If you've watched Northern Kentucky University basketball games on ESPN3 – or Cincinnati CW Channel 12.2 – you probably didn't know that NKU students are producing the telecasts.
"We usually have around 16 students doing everything from graphics, audio, instant replay, floor directing and all of our cameras," says Wes Akers, an NKU Electronic Media and Broadcasting teacher who directs the telecasts.
"The students here learn how to do it in the classroom, and then they do it during the games," Akers says.
Akers wanted viewers to know about NKU students' accomplishments before the season ends. They telecast their final NKU home basketball game at 7:30 p.m. Monday, Feb. 19, against Youngstown State University on ESPN3. The only professionals involved with the productions are Akers as director, engineer Bill Farro, and announcers Brady Laber and Brad Redford.
"Students are receiving academic credit as part of a Sports Media Production class I teach, or they are hired as student workers who do some of the advanced positions within the production truck," he says.
Farro and Akers were NKU classmates in the mid-1990s, when students did live sports telecasts on Northern Kentucky cable TV systems. After years of continuing the tradition, Farro and Akers took the NKU sports productions to a new level when NKU's Atlantic Sun Conference "required schools to have a production truck technically compliant so that the schools in the conference could have their games on ESPN3," Akers says.
"ESPN built our production truck about four years ago. That was great for us. We always said we needed better equipment for our students," he says.
When the Norse moved up to Division 1, and hosted Bob Huggins' West Virginia University Mountaineers in December 2014, ESPN audience research showed that nearly 25,000 people watched the game on ESPN3. "That's a lot of people watching a class project," he says.
This season was the first time the student productions were seen on live broadcast TV, five games on Channel 12.2. When the Norse hosted the University of Illinois-Chicago, the telecast was fed to Chicago's NBC Sports Channel, ESPN3 and Channel 12.2.
"I had a student producer on the telephone giving live countdowns to all three entities. My student handled it just fine. She was fantastic," says Akers, who has worked for Fox Sports Ohio or ESPN on Reds, Bengals, Columbus Bluejackets and many college sports telecasts. He has been teaching full-time at NKU since 2004.

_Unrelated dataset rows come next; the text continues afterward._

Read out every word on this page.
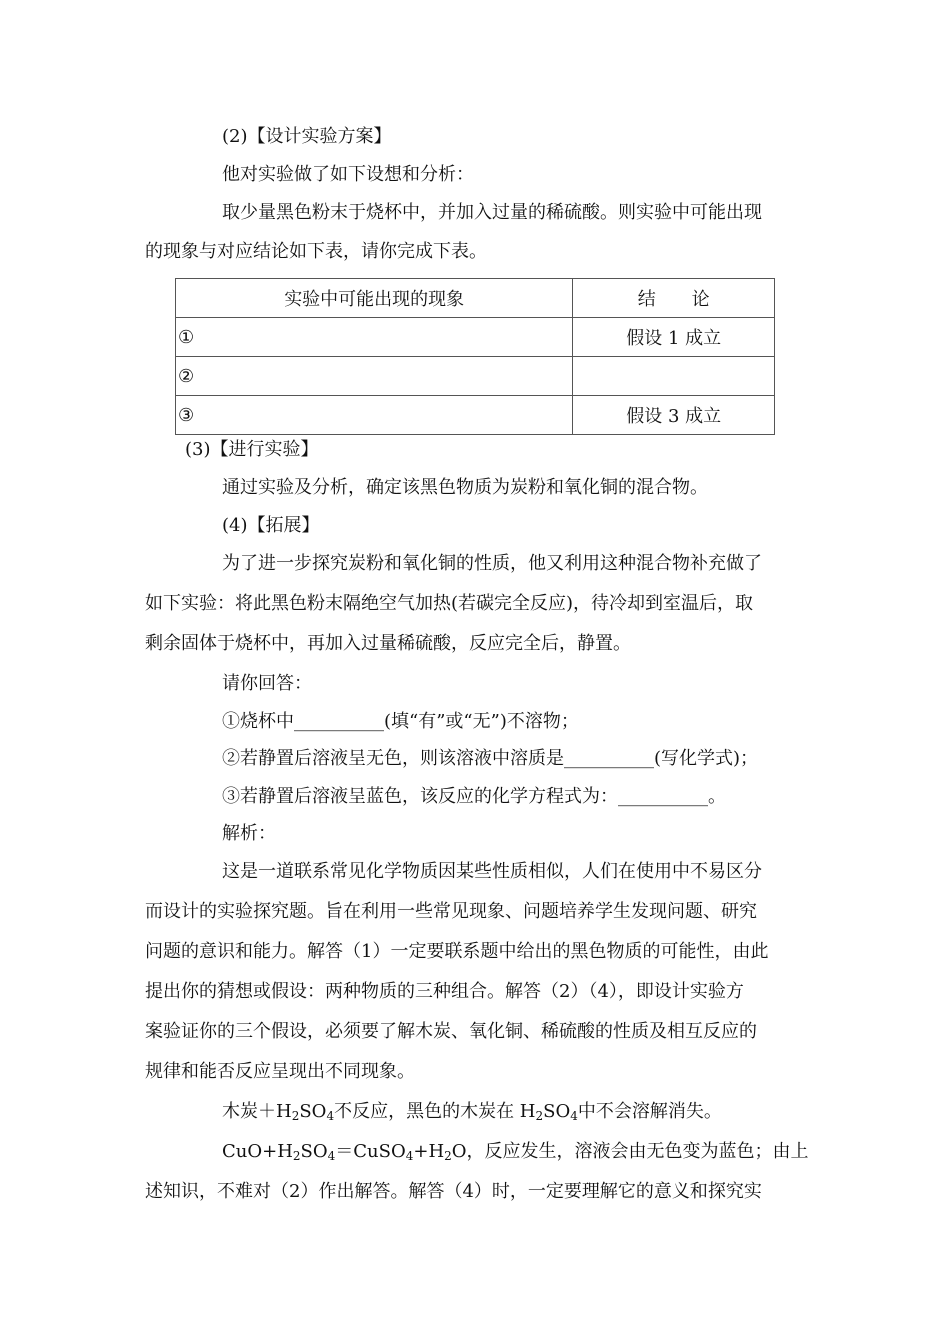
(2)【设计实验方案】
他对实验做了如下设想和分析：
取少量黑色粉末于烧杯中，并加入过量的稀硫酸。则实验中可能出现
的现象与对应结论如下表，请你完成下表。
实验中可能出现的现象	结　　论
①	假设 1 成立
②	
③	假设 3 成立
(3)【进行实验】
通过实验及分析，确定该黑色物质为炭粉和氧化铜的混合物。
(4)【拓展】
为了进一步探究炭粉和氧化铜的性质，他又利用这种混合物补充做了
如下实验：将此黑色粉末隔绝空气加热(若碳完全反应)，待冷却到室温后，取
剩余固体于烧杯中，再加入过量稀硫酸，反应完全后，静置。
请你回答：
①烧杯中__________(填“有”或“无”)不溶物；
②若静置后溶液呈无色，则该溶液中溶质是__________(写化学式)；
③若静置后溶液呈蓝色，该反应的化学方程式为：__________。
解析：
这是一道联系常见化学物质因某些性质相似，人们在使用中不易区分
而设计的实验探究题。旨在利用一些常见现象、问题培养学生发现问题、研究
问题的意识和能力。解答（1）一定要联系题中给出的黑色物质的可能性，由此
提出你的猜想或假设：两种物质的三种组合。解答（2）（4），即设计实验方
案验证你的三个假设，必须要了解木炭、氧化铜、稀硫酸的性质及相互反应的
规律和能否反应呈现出不同现象。
木炭$+H_2SO_4$不反应，黑色的木炭在 $H_2SO_4$中不会溶解消失。
$CuO+H_2SO_4=CuSO_4+H_2O$，反应发生，溶液会由无色变为蓝色；由上
述知识，不难对（2）作出解答。解答（4）时，一定要理解它的意义和探究实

"It's really amazing what these kids can do. They truly run the show and determine the story lines and make sure all of the promotional material and sponsored elements appear. Our student producers Katherine Vieth and Sam Stephenson (both seniors) manage to keep everyone happy and run a clean show," he says.
Fifteen years ago, Akers and Farro had a goal of making student productions look like ESPN.
"Never in a million years could I have imagined that someday ESPN would actually want to televise our student-produced games," he says.